Event-driven architecture is the basis of what most modern applications follow. When an event happens, some other event occurs. In the case of logging, when an event happens, information about what just happened is logged in. The event in question usually involves some sort of data transfer from one data source to another, and while this may be easy to grasp and understand when the application is small or there are only a handful of data streams, it gets complicated and unmanageable very quickly once the amount of data in your system increases. This is where Apache Kafka comes in.

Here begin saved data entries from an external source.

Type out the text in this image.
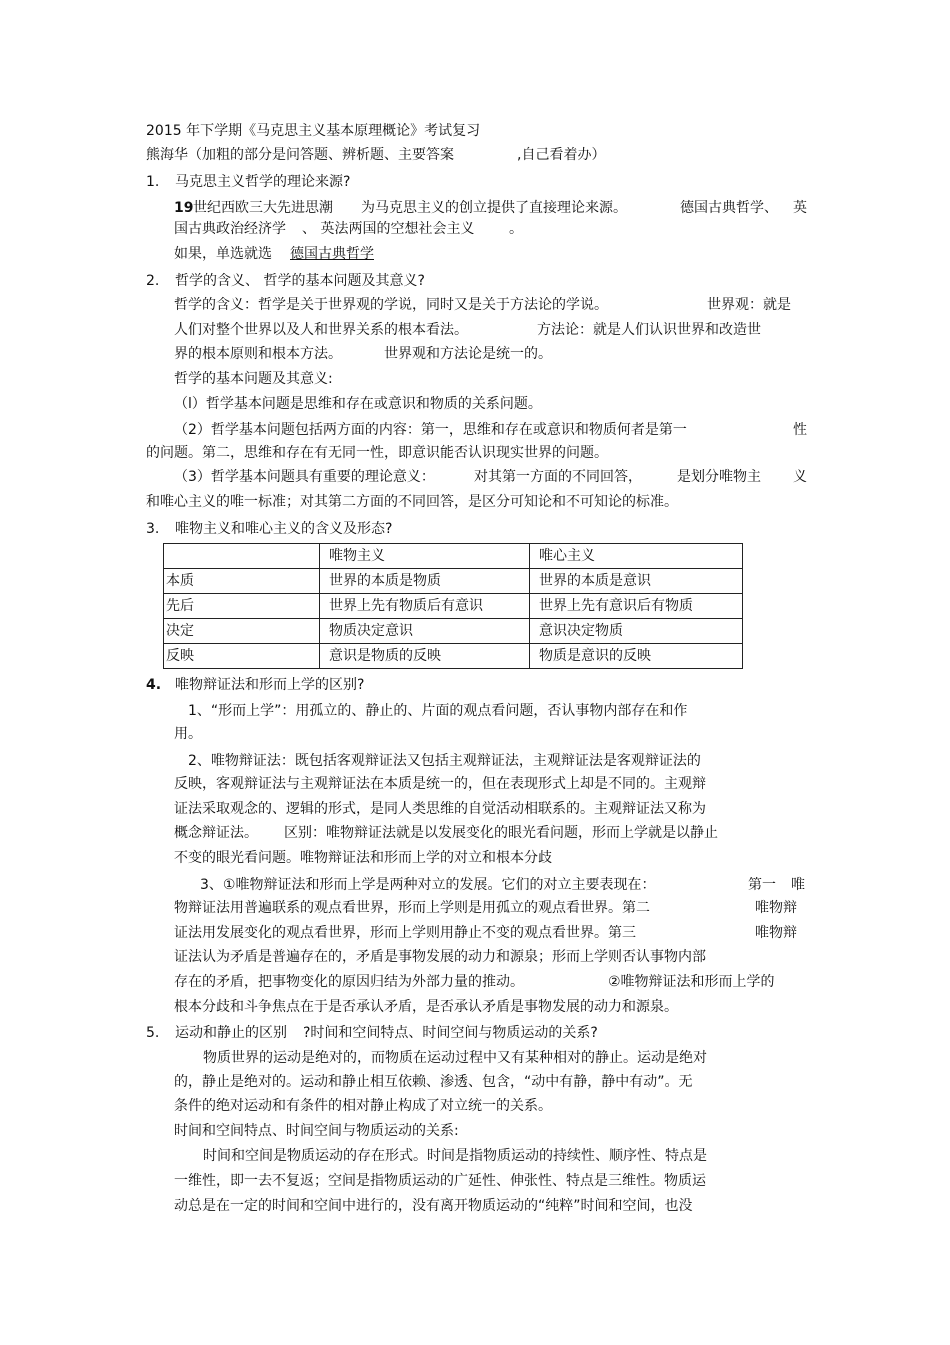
2015 年下学期《马克思主义基本原理概论》考试复习
熊海华（加粗的部分是问答题、辨析题、主要答案	,自己看着办）
1. 马克思主义哲学的理论来源?
19 世纪西欧三大先进思潮 为马克思主义的创立提供了直接理论来源。	德国古典哲学、 英
国古典政治经济学 、 英法两国的空想社会主义 。
如果，单选就选 德国古典哲学
2. 哲学的含义、 哲学的基本问题及其意义?
哲学的含义：哲学是关于世界观的学说，同时又是关于方法论的学说。	世界观：就是
人们对整个世界以及人和世界关系的根本看法。	方法论：就是人们认识世界和改造世
界的根本原则和根本方法。	世界观和方法论是统一的。
哲学的基本问题及其意义:
（l）哲学基本问题是思维和存在或意识和物质的关系问题。
（2）哲学基本问题包括两方面的内容：第一，思维和存在或意识和物质何者是第一	性
的问题。第二，思维和存在有无同一性，即意识能否认识现实世界的问题。
（3）哲学基本问题具有重要的理论意义：	对其第一方面的不同回答，	是划分唯物主 义
和唯心主义的唯一标准；对其第二方面的不同回答，是区分可知论和不可知论的标准。
3. 唯物主义和唯心主义的含义及形态?
	唯物主义	唯心主义
本质	世界的本质是物质	世界的本质是意识
先后	世界上先有物质后有意识	世界上先有意识后有物质
决定	物质决定意识	意识决定物质
反映	意识是物质的反映	物质是意识的反映
4. 唯物辩证法和形而上学的区别?
1、“形而上学”：用孤立的、静止的、片面的观点看问题，否认事物内部存在和作
用。
2、唯物辩证法：既包括客观辩证法又包括主观辩证法，主观辩证法是客观辩证法的
反映，客观辩证法与主观辩证法在本质是统一的，但在表现形式上却是不同的。主观辩
证法采取观念的、逻辑的形式，是同人类思维的自觉活动相联系的。主观辩证法又称为
概念辩证法。 区别：唯物辩证法就是以发展变化的眼光看问题，形而上学就是以静止
不变的眼光看问题。唯物辩证法和形而上学的对立和根本分歧
3、①唯物辩证法和形而上学是两种对立的发展。它们的对立主要表现在：	第一 唯
物辩证法用普遍联系的观点看世界，形而上学则是用孤立的观点看世界。第二	唯物辩
证法用发展变化的观点看世界，形而上学则用静止不变的观点看世界。第三	唯物辩
证法认为矛盾是普遍存在的，矛盾是事物发展的动力和源泉；形而上学则否认事物内部
存在的矛盾，把事物变化的原因归结为外部力量的推动。	②唯物辩证法和形而上学的
根本分歧和斗争焦点在于是否承认矛盾，是否承认矛盾是事物发展的动力和源泉。
5. 运动和静止的区别 ?时间和空间特点、时间空间与物质运动的关系?
物质世界的运动是绝对的，而物质在运动过程中又有某种相对的静止。运动是绝对
的，静止是绝对的。运动和静止相互依赖、渗透、包含，“动中有静，静中有动”。无
条件的绝对运动和有条件的相对静止构成了对立统一的关系。
时间和空间特点、时间空间与物质运动的关系:
时间和空间是物质运动的存在形式。时间是指物质运动的持续性、顺序性、特点是
一维性，即一去不复返；空间是指物质运动的广延性、伸张性、特点是三维性。物质运
动总是在一定的时间和空间中进行的，没有离开物质运动的“纯粹”时间和空间，也没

Today, Kafka is used by thousands of companies including over 80% of the Fortune 100. Among these are Box, Goldman Sachs, Target, Cisco, Intuit, and more. As the trusted tool for empowering and innovating companies, Kafka allows organizations to modernize their data strategies with event streaming architecture. Learn how Kafka is used by organizations in every industry – from computer software, financial services, and health care, to government and transportation.
If you think about it, you could even say that logs were an alternative to data stored in a database. After all, at the end of the day, everything is just data. The difference is that with databases, it is very hard to scale up and is not an ideal tool to handle data streams. Logs, on the other hand, are. Logs can also be distributed across multiple systems (by duplication) so there is no single point of failure. This is especially useful in the case of microservices. A microservice is a small component that does only one or a small handful of functionalities that you can logically group into your head. In a complicated system, there would be hundreds of such microservices working in tandem to do all sorts of things. As you can imagine, this is an excellent place for logging to be used. One microservice may handle authentication, and it does so by running the user through a series of steps. At each step, there is a log produced. Now, it would make little sense if the logs were jumbled and disorderly. Logs must maintain order for them to be useful. For this, Kafka introduces topics.
What is Kafka Topic?
A topic is simply an ordered list of events. Unlike database records, logs are unstructured and there is nothing governing what the data should be like. You could have small data logs or relatively larger data logs. Data logs can be stored for a small amount of time, or logs can be stored indefinitely. Kafka topics exist to support all of these situations. What’s interesting is that topics aren’t write-only. While microservices may log their events in a Kafka topic, they can also read logs from a topic. This is useful in cases where a microservice may hold information that a different microservice must consume. The output can then be piped into yet another Kafka topic where it can be processed separately.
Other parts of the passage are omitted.